Notfallmanagement bei Schwindel: strukturiertes Vorgehen zwischen
harmloser peripherer Ursache und potenziell lebensbedrohlichem
posterioren Schlaganfall.

Grundprinzip

Schwindel ist ein Symptom, keine Diagnose.

Die subjektive Stärke sagt wenig über die Gefährlichkeit aus.

Wichtig:

• nicht auf Bauchgefühl verlassen

• Anamnese + Basisdiagnostik + klinische Untersuchung +
Gesamtsynthese

• im Zweifel zentral, bis das Gegenteil bewiesen ist

Begriffsklärung

Vestibulärer Schwindel (Vertigo):

Bewegungsillusion – Drehen, Schwanken, Kippen, Gezogensein

Nicht vestibulärer Schwindel (Dizziness):

Unsicherheit, Benommenheit, Präsynkope, Schwarzwerden vor Augen

Vestibulär weiter differenzieren:

• peripher: Innenohr / Vestibularorgan

• zentral: Hirnstamm / Kleinhirn

Akutziele im Notfall

1. Lebensbedrohliche Ursachen erkennen

• Hirnstammischämie / Kleinhirninfarkt

• Rhythmusstörungen

• Hypotonie / Hypertonie

• Hypoglykämie

• Elektrolytstörungen

• Intoxikation / Entzug

2. Akut behandelbare periphere Ursachen identifizieren

• benigner paroxysmaler Lagerungsschwindel (BPLS)

• Neuropathia vestibularis

• Menière-Attacke

🩺 Basismaßnahmen

Zu Beginn immer:

• Vitalparameter

• 12-Kanal-EKG

• i.v.-Zugang

• Blutentnahme, ggf.

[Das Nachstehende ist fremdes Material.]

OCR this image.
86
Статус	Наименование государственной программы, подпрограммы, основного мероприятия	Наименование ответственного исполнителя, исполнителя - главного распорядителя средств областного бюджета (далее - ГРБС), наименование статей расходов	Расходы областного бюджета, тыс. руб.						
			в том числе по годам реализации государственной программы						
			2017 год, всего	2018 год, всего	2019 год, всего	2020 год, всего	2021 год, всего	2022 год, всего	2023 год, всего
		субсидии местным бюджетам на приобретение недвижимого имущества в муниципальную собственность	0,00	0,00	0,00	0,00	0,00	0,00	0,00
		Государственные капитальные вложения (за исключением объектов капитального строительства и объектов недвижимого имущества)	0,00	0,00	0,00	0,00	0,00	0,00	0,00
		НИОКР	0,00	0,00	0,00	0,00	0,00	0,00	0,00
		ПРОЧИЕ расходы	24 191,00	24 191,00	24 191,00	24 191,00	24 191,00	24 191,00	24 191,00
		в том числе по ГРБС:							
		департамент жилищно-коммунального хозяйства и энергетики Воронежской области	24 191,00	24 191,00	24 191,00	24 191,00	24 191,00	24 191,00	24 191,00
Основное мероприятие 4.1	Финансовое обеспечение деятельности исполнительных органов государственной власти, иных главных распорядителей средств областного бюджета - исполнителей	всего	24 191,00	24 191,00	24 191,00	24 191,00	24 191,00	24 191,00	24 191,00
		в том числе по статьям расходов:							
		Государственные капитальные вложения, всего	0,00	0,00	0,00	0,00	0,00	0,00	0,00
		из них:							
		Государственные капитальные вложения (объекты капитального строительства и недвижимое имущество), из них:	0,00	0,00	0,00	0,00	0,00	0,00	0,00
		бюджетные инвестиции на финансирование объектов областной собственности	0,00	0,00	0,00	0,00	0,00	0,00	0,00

BGA

Sinnvolle Labore:

• Blutbild, CRP

• Glukose

• Elektrolyte inkl. Na, K, Mg

• Nierenwerte

• Leberwerte

• Troponin, CK

• TSH

• Gerinnung

• ggf. Ethanol

Wichtige Anamnese

Zentrale Fragen:

• echte Bewegungsillusion oder eher Benommenheit?

• plötzlich oder schleichend?

• anhaltend oder attackenartig?

• Dauer: Sekunden, Minuten, Stunden?

• auslösbar durch Lagewechsel/Kopfbewegung?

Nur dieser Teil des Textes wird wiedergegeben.